L’enfer, c’est Rose..
Le langage, comme asile et comme arme
Hotel Impérial, 1937… Un liftier prend en otage dans son ascenseur celle qu’il croit être la femme d’un richissime industriel. Il est déjà trop tard quand il découvre son erreur. La dame s’appelle Rose Cats. En face de cette tornade, il va très vite comprendre que l’enfer, c’est Rose.
« Je voulais prendre une petite boite, la cabine d’un ascenseur, et y jeter des rêves, des valises, un liftier, un pistolet, de la nostalgie, une emmerdeuse, des histoires de mafia et de casino, des dizaines de personnages de cinéma, un grand magasin, la musique des années 30, une poupée qui s’appelle Raoul, une attaque à la scie circulaire, de la folie, des silences, des mots cabossés mais qui roulent encore. » T. F
D’où est née cette rencontre improbable entre la cocotte et le liftier ?
Timothée de Fombelle : Ces personnages et leur situation initiale sont dignes d’une série B ou d’un vaudeville : deux personnages qui d’habitude se croisent sans se parler, que le hasard et les circonstances réunissent, une poule de luxe et un petit liftier dans une cage d’ascenseur qui devient le lieu de leur rencontre et de leur opposition. Mais cette rencontre dépasse le fait divers et la pièce devient une comédie autour du langage et de ses pouvoirs, de sa force destructrice et de sa capacité de résistance. Mon but était que la prise d’otage s’inverse par la prise du langage : celle qui possède le langage prend le dessus sur celui qui n’a pas les armes de son acte. A cet égard, cette situation incongrue est le prétexte pour provoquer le dérapage qui conduit à l’inversion des rôles entre l’otage et le preneur d’otage. Il y a en fait trois personnages dans cette pièce : Rose Cats, Léger et ce langage plantureux, désordonné et avide. Rose Cats et Léger sont tous les deux des comédiens. Rose joue un rôle depuis qu’elle fait ce métier de cocotte, elle sait se fondre dans tous les milieux, grande duchesse par moments mais aussi capable d’une gouaille très populaire. Et c’est pareil pour le personnage du liftier qui s’invente un rôle du gros dur alors que c’est un cœur tendre. Dès la première seconde de la pièce, finalement, les rôles sont déjà inversés puisque Léger n’a pas l’étoffe de sa cruauté feinte, même si les personnages l’ignorent encore et que les spectateurs vont le découvrir peu à peu.
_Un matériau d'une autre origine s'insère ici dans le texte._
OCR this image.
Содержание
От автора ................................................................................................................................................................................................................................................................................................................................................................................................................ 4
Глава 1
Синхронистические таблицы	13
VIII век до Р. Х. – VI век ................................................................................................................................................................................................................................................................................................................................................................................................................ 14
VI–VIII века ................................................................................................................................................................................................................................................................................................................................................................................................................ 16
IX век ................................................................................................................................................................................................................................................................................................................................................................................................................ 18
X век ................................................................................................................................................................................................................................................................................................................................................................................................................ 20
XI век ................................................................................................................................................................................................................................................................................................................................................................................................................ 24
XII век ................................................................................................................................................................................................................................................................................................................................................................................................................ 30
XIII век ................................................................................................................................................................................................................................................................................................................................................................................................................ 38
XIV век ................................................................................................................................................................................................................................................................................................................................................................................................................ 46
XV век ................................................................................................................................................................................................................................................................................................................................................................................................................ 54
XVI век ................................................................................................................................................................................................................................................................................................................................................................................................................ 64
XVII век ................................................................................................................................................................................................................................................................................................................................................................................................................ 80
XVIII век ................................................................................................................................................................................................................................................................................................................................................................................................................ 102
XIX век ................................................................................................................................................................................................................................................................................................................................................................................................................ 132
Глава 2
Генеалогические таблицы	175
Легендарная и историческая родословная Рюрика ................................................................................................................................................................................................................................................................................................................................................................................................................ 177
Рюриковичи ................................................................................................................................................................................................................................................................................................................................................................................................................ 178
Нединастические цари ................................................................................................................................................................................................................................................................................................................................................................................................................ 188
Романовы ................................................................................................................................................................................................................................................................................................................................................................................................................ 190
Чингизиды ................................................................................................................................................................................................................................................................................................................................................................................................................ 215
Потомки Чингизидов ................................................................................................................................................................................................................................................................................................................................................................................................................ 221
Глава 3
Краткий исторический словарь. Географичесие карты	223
Pourquoi avoir choisi les Années folles comme cadre temporel ?
Timothée de Fombelle : On pourrait monter cette pièce sans rien, avec juste une chaise, la jouer sans autre temporalité que celle du texte. Ce que je cherche dans une pièce, c’est justement cette capacité de se l’approprier, la liberté et la confiance qu’elle accorde au metteur en scène qui s’en empare. Ici, comme j’avais le bonheur de me savoir metteur en scène en même temps que j’écrivais, j’ai considérablement allégé les indications dans le texte, au point parfois d’un certain hermétisme pour ceux qui la découvrent à la lecture. Difficile à lire, cette pièce demeure une sorte de matériau brut que le travail de mise en scène rend plus clair et plus transparent. A cet égard, la détermination chronologique qui place la pièce dans les Années folles est essentiellement une invention de la mise en scène même si certains éléments du texte indiquent que j’avais cette époque en tête au moment de l’écriture. J’ai choisi cette période que j’adore comme une dose supplémentaire de pittoresque mais d’autres mises en scène pourraient choisir d’éviter cette suggestion.
Peut-on dire néanmoins que cette époque marque ces deux êtres au sceau de la crise ?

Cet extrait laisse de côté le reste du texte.